El Síndrome de Pitt-Hopkins es una enfermedad rara que consiste en un trastorno del neurodesarrollo caracterizado por una discapacidad intelectual grave, características faciales específicas, epilepsia, trastorno de la respiración, movimientos estereotipados, estreñimiento y miopía [Peippo M et al., 2011]. 

Este síndrome fue descrito por primera vez en 1978 y, dada su baja prevalencia, las  investigaciones realizadas al respecto son muy limitadas. Los estudios existentes versan principalmente aspectos somáticos y genéticos. Se sabe que es un  síndrome causado por mutaciones y deleciones genéticas que resultan en haploinsuficiencia tcf4, siendo la herencia  autosómica dominante.
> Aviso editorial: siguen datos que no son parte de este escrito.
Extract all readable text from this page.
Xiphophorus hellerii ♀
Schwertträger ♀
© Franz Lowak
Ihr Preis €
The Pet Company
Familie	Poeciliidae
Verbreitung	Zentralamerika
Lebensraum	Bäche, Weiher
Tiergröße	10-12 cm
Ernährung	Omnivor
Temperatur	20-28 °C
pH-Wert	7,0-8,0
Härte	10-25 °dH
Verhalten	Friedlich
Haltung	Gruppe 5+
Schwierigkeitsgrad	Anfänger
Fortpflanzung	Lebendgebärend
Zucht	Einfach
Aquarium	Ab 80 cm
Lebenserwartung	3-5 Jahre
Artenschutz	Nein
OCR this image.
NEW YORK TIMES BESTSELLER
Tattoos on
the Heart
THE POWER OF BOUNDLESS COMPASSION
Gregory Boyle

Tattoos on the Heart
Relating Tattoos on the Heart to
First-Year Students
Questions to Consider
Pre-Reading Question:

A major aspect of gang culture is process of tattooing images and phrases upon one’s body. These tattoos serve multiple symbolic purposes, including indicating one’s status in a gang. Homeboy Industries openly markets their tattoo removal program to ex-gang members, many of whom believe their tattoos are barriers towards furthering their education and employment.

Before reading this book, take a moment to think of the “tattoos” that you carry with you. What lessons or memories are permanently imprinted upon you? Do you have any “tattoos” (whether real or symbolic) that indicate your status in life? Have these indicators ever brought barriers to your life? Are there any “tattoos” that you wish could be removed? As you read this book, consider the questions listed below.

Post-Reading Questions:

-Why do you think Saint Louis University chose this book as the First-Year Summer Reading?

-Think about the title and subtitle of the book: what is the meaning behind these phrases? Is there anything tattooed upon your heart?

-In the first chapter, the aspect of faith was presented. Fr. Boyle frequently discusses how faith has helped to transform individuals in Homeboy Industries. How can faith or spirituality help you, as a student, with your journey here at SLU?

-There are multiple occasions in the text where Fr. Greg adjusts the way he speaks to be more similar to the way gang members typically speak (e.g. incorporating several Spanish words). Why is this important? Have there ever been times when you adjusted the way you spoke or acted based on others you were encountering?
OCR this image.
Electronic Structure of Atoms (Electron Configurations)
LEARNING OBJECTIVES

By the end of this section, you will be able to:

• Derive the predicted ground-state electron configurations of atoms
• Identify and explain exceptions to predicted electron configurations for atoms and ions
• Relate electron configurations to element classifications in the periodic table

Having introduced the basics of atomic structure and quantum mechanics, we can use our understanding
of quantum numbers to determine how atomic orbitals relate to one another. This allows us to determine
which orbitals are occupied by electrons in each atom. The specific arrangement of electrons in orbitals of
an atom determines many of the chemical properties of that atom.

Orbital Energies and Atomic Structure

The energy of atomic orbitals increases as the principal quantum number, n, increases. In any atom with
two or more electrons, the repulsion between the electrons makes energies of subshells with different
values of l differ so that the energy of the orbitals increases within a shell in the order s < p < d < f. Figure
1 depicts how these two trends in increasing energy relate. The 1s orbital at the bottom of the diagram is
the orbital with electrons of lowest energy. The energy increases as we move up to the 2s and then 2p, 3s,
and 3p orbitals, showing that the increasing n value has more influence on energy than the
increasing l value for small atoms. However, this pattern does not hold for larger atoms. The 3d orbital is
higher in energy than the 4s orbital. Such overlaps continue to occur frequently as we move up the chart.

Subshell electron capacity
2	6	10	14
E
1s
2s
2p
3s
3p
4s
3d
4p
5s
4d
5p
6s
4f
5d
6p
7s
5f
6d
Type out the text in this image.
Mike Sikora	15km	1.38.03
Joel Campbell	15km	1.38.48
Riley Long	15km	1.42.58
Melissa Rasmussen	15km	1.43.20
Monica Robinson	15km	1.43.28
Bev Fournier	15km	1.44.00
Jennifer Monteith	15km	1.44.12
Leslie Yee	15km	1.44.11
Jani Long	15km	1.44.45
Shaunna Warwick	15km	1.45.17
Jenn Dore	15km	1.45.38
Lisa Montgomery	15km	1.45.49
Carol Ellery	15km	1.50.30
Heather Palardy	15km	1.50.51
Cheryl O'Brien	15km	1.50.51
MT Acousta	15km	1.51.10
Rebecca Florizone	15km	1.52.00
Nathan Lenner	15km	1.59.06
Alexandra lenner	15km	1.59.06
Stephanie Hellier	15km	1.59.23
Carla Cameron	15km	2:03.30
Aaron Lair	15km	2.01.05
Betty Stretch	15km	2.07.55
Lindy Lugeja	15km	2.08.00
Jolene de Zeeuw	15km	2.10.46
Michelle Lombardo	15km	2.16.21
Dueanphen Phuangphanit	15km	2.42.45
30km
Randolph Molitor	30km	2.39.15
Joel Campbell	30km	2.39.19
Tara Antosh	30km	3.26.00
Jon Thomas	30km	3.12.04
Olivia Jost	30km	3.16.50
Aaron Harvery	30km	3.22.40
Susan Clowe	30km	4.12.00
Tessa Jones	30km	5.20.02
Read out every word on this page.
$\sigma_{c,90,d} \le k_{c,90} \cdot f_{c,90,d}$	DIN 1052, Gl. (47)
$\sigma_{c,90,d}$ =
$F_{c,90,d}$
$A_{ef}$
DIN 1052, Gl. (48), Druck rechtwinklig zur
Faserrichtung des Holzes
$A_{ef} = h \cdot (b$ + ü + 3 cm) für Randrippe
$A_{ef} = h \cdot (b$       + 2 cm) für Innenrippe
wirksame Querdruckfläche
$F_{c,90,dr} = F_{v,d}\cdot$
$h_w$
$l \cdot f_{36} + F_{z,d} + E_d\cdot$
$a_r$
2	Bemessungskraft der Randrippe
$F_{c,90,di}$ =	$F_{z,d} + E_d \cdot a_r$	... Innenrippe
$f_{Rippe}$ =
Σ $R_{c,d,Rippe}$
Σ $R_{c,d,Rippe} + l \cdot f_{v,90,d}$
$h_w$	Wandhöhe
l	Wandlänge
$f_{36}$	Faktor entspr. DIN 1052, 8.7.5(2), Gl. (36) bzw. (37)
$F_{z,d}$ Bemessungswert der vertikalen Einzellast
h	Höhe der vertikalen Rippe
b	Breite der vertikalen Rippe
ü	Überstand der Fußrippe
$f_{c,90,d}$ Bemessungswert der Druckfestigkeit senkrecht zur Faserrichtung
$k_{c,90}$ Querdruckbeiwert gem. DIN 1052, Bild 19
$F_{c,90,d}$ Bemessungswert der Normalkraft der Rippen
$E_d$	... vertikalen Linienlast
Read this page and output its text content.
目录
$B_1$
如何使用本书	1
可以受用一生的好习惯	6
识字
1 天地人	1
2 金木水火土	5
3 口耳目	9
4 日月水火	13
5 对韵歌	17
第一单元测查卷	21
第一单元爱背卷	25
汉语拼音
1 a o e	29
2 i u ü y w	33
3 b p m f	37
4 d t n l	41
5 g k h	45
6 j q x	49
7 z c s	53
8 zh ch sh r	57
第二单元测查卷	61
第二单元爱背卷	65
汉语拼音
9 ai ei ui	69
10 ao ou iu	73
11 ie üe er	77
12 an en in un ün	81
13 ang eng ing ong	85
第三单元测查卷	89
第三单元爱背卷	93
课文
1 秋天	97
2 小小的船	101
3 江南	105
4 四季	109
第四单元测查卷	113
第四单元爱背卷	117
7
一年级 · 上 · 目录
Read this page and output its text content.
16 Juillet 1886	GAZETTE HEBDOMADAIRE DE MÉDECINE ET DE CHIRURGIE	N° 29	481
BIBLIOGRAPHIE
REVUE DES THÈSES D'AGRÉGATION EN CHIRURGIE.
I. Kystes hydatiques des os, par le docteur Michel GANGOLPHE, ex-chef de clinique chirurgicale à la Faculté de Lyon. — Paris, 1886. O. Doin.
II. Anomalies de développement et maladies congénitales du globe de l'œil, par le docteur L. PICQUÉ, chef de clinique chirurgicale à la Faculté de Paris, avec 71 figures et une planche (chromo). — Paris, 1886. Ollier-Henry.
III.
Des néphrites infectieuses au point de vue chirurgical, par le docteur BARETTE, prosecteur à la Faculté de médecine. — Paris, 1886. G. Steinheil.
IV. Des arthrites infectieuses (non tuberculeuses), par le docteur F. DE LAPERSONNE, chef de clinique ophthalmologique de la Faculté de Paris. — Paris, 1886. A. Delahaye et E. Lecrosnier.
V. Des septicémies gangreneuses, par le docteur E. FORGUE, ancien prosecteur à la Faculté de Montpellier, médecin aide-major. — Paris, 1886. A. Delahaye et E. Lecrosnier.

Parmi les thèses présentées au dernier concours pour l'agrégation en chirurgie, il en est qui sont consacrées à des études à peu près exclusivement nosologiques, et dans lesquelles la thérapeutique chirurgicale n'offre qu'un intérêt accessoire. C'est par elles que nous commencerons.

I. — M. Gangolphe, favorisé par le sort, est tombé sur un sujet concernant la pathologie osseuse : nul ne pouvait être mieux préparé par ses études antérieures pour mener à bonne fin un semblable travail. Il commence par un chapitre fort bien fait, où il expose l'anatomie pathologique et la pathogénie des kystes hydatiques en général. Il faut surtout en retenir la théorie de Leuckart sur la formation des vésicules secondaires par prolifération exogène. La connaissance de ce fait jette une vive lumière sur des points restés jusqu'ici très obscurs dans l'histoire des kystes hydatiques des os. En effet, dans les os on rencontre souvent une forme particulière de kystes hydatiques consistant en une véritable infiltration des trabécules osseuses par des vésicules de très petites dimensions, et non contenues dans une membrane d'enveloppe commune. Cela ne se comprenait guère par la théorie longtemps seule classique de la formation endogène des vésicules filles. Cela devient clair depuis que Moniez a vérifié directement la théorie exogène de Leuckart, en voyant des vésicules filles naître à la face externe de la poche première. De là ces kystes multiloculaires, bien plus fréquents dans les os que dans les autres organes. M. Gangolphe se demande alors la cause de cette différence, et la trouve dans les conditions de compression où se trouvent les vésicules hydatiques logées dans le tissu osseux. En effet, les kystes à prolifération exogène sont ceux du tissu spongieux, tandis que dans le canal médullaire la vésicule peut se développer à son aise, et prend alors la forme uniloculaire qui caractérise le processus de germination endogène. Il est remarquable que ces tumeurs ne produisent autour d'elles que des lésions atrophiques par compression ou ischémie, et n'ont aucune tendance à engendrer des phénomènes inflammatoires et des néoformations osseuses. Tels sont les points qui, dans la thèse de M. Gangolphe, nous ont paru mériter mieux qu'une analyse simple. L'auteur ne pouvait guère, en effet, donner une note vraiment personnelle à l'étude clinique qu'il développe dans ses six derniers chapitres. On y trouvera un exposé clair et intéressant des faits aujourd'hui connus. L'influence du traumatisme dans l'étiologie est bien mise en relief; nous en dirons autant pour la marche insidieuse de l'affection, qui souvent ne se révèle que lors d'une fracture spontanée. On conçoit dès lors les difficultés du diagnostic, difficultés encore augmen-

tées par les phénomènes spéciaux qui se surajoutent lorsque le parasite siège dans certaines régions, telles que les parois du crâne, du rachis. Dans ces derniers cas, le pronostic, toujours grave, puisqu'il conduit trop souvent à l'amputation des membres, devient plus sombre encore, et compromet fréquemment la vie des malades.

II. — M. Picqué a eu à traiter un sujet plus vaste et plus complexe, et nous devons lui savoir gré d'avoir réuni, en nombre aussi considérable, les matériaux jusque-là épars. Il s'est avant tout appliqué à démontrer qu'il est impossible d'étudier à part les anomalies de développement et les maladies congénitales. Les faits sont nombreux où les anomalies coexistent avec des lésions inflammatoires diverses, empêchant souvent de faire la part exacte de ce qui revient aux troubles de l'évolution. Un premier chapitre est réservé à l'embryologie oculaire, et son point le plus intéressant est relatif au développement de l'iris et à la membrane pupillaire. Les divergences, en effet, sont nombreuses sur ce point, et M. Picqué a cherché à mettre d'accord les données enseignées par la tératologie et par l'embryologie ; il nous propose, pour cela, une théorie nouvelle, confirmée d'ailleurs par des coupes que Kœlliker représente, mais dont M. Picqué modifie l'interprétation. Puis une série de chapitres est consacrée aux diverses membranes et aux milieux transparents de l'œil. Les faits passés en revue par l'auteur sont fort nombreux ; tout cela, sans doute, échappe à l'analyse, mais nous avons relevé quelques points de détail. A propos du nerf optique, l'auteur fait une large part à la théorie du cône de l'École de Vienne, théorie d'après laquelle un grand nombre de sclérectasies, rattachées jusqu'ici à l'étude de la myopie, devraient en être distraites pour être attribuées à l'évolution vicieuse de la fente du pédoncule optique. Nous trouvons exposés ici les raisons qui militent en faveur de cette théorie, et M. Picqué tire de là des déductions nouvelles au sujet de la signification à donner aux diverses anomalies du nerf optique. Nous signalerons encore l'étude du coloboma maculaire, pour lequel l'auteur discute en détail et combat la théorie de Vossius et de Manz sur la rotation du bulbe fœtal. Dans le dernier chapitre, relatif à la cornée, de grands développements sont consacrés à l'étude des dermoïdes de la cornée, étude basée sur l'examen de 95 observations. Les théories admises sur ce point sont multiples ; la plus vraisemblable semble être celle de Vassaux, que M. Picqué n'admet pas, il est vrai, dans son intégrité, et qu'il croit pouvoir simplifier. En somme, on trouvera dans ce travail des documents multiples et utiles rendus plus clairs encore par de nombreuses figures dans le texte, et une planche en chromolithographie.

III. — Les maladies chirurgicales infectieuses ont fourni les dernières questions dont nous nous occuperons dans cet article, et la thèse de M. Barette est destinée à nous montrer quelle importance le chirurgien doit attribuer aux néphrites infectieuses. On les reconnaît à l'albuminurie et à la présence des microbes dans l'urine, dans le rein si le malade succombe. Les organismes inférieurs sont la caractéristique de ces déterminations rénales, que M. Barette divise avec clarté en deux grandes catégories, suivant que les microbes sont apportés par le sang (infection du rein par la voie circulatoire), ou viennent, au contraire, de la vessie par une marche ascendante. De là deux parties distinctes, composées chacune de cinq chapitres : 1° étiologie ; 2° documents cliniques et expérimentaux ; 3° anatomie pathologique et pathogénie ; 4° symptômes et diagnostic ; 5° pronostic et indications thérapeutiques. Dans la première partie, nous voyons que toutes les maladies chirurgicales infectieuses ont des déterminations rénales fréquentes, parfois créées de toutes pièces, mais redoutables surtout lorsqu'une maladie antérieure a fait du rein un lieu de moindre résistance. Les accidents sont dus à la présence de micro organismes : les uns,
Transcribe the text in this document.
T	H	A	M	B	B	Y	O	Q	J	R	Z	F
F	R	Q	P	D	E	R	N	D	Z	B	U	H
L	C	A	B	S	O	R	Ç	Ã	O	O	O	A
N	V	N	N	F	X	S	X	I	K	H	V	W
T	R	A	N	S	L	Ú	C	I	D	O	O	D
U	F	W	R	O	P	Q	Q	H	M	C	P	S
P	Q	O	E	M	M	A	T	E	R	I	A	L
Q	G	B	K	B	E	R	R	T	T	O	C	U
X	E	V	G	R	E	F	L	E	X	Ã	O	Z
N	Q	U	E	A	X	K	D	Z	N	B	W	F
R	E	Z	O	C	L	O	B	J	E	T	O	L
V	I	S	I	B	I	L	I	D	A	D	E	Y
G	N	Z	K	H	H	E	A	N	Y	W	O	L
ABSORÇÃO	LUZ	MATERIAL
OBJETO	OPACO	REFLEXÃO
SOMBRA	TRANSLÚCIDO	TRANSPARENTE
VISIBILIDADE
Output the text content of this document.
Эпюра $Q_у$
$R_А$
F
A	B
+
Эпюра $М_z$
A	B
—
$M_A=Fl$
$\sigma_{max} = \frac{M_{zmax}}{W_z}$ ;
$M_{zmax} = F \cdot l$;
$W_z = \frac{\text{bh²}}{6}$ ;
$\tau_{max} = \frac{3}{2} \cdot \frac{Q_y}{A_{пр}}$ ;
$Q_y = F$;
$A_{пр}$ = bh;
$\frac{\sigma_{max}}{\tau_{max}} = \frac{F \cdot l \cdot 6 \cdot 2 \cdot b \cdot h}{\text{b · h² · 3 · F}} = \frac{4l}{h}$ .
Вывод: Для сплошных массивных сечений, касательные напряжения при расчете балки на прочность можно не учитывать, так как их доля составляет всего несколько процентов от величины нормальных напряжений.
Por lo general, este síndrome no se hereda, sino que es espontáneo, o sea, ocurre debido a una mutación en personas sin antecedentes familiares de la enfermedad. 

En cuanto a la prevalencia, hay que remarcar que no existen cifras fiables debido al bajo diagnóstico de las personas afectadas. Algunas estimaciones subrayan una posible incidencia de 1/35.000 a 1/300.000. Otros  estudios, consideran que la prevalencia podría ser alta (1/11.000), pero que este síndrome está infradiagnosticado [Ardinger HH et al., 2012]. Sea como sea, se conoce que ocurre por igual en hombres y mujeres y no parece existir predilección por ningún grupo étnico.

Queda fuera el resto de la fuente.